Nevertheless, the fact that the Steelers were even part of the conversation for a postseason berth considering where they were a month into the season, and what they’ve been through, is remarkable in and of itself.

The vast majority of the season saw Mason Rudolph and Devlin Hodges as the team’s starting quarterbacks. As it turned out, neither of them were particularly good, and certainly not ready to be thrust into the role of starting quarterback. And the play of the quarterback position will be, and should be, the defining memory of this season.

That, and the fact that they came pretty close to overcoming that monstrous hurdle. The two young quarterbacks combined for 17 interceptions on the season with a combined nine fumbles, yet they somehow were fortunate enough to lose only one of them.

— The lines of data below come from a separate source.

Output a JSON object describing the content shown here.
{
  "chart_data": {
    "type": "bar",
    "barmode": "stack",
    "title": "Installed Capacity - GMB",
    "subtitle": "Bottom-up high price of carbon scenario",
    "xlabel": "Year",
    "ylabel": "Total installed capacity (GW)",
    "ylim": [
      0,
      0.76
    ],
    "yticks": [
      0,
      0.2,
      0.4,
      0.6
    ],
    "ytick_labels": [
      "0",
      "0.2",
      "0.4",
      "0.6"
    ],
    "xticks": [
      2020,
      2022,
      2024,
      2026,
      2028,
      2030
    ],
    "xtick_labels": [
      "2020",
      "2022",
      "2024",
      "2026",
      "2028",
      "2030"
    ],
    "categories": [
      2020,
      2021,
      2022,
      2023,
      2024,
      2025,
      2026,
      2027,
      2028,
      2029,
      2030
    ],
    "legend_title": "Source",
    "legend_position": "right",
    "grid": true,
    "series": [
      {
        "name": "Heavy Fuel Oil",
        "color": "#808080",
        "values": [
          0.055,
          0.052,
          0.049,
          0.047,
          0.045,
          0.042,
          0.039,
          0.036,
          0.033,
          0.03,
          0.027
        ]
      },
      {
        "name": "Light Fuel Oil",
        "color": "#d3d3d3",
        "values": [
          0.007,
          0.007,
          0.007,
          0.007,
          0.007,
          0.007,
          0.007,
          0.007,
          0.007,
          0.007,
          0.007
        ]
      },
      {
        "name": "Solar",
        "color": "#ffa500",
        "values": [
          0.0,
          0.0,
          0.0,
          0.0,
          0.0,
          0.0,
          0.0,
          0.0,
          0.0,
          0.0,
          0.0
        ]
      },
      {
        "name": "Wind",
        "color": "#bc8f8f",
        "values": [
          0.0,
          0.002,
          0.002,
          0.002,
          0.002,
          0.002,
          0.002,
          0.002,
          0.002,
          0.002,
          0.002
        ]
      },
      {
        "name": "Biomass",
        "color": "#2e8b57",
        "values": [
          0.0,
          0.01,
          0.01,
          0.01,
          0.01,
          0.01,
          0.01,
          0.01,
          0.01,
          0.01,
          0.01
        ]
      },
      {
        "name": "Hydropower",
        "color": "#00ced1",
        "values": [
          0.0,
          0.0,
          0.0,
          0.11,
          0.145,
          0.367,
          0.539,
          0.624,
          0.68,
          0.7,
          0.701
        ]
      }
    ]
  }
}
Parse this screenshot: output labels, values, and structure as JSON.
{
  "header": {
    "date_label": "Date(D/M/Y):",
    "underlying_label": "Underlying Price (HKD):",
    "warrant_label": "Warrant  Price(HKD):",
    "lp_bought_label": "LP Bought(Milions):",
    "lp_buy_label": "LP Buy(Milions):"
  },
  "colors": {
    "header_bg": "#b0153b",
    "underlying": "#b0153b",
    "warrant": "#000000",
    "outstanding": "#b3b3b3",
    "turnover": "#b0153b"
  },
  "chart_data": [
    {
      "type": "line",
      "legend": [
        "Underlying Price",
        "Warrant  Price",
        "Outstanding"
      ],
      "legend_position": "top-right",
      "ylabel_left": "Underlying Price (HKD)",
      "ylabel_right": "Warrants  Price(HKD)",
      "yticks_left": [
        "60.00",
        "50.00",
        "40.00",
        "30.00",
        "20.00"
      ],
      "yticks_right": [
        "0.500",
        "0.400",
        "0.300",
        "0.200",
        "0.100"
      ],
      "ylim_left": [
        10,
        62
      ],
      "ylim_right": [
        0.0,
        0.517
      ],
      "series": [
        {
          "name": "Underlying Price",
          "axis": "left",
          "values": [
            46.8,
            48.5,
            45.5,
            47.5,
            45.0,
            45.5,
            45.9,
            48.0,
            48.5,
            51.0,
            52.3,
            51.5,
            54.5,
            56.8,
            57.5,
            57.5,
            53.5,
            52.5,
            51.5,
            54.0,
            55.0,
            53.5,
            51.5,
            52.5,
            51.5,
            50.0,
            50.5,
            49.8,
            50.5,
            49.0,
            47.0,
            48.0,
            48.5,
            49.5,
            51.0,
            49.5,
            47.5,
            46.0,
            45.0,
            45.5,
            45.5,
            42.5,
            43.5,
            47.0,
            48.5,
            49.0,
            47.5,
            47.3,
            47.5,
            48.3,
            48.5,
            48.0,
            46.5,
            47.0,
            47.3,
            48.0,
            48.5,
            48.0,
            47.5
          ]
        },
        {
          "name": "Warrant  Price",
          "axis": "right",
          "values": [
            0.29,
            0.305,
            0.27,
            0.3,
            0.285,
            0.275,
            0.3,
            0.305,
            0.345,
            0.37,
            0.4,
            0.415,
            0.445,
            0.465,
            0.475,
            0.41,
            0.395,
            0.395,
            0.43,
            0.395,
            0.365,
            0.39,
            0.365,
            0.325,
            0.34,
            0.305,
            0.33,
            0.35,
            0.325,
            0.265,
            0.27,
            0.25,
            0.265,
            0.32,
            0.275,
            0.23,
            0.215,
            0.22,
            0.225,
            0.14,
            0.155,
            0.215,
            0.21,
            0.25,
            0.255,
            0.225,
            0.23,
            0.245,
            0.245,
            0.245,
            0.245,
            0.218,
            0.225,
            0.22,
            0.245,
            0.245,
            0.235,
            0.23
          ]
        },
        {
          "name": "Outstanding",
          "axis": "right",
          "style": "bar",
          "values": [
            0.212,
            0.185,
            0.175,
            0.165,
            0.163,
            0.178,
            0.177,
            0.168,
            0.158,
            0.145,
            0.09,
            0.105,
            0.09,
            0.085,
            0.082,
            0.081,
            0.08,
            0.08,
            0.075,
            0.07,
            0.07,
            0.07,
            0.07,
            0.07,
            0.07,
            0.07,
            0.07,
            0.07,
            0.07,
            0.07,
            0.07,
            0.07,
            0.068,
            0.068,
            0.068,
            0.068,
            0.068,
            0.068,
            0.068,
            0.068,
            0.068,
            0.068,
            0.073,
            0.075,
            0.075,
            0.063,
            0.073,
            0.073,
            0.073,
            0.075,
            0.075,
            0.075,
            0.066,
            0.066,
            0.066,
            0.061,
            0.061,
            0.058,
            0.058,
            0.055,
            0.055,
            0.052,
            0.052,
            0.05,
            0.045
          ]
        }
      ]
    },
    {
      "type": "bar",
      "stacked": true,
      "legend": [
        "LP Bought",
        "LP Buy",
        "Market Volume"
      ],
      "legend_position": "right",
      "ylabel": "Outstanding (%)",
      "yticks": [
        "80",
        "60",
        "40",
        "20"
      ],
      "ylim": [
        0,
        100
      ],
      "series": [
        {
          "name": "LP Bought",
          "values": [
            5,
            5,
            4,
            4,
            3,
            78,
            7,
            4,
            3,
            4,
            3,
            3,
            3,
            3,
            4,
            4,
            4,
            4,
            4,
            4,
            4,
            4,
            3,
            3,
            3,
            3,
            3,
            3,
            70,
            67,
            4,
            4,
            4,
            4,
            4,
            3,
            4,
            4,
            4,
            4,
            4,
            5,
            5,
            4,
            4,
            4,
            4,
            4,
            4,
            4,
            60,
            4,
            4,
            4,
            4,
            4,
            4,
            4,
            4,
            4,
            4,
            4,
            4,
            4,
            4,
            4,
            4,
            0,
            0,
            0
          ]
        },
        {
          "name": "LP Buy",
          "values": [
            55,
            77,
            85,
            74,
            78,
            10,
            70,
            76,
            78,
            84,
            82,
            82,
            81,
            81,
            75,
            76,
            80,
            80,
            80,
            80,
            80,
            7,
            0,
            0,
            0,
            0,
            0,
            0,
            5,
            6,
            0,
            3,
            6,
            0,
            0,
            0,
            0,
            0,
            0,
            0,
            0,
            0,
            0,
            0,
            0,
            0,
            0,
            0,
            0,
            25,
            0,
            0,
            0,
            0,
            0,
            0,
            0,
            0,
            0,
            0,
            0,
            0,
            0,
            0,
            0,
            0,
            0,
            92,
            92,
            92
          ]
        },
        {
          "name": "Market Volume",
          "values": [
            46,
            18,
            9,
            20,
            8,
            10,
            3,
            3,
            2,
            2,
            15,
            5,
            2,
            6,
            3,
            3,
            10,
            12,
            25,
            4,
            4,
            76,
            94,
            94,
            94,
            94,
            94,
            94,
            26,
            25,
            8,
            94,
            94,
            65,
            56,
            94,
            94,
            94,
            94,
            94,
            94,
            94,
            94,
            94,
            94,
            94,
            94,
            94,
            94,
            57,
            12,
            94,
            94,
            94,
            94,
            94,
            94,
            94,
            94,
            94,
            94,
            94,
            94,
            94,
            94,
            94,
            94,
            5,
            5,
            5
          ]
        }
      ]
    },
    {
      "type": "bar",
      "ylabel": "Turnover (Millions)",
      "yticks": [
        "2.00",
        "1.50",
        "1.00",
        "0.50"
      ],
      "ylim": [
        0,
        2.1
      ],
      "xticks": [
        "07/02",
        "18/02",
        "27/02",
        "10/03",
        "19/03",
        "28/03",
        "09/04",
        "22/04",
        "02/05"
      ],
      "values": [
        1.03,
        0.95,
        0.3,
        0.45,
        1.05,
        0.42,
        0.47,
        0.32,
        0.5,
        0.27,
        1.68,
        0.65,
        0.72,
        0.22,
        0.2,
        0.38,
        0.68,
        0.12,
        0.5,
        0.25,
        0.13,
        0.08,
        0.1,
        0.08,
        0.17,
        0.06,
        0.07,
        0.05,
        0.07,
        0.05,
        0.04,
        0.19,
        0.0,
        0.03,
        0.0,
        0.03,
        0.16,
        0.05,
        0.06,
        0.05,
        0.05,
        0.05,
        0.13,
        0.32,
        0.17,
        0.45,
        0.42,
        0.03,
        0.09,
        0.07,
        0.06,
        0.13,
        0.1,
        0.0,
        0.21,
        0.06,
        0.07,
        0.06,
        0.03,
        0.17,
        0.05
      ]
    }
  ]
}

That the season was torpedoed because the Steelers did not have a sufficiently competent backup quarterback is a shame, because it happened to coincide with the rise of a defense that probably could have supported a solid number two into the postseason.

Pittsburgh finished the season with the most turnovers in the NFL, as well as the most sacks. Under ordinary circumstances, that should be enough to get you into the postseason when you have a defense capable of making that many impact plays that consistently.

They were able to carry a worse-than-mediocre offense through long stretches this season, at one point going 7-1 in an eight-game span to get themselves to that 8-5 point, but things bottomed out at the end, with the team putting up just 10 points in each of its final three games.

For as much frustration as many Steelers fans may be feeling now, I choose to feel optimistic about what this team can look like in 2020 when Ben Roethlisberger returns, because there is no reason this team can’t be as good as the Baltimore Ravens if they go from arguably the worst quarterback situation in the NFL to at least a top-10 scenario.

In a way, the manner in which this season ended seemed fitting. The middle part of the season felt like a fantasy ride, one that we knew to be too good to be true. It was a mirage, and the final three games set us back down to the reality of the situation, which is that there were simply too many key injuries offensively to meaningfully sustain a competitive team. Not in 2019, anyway.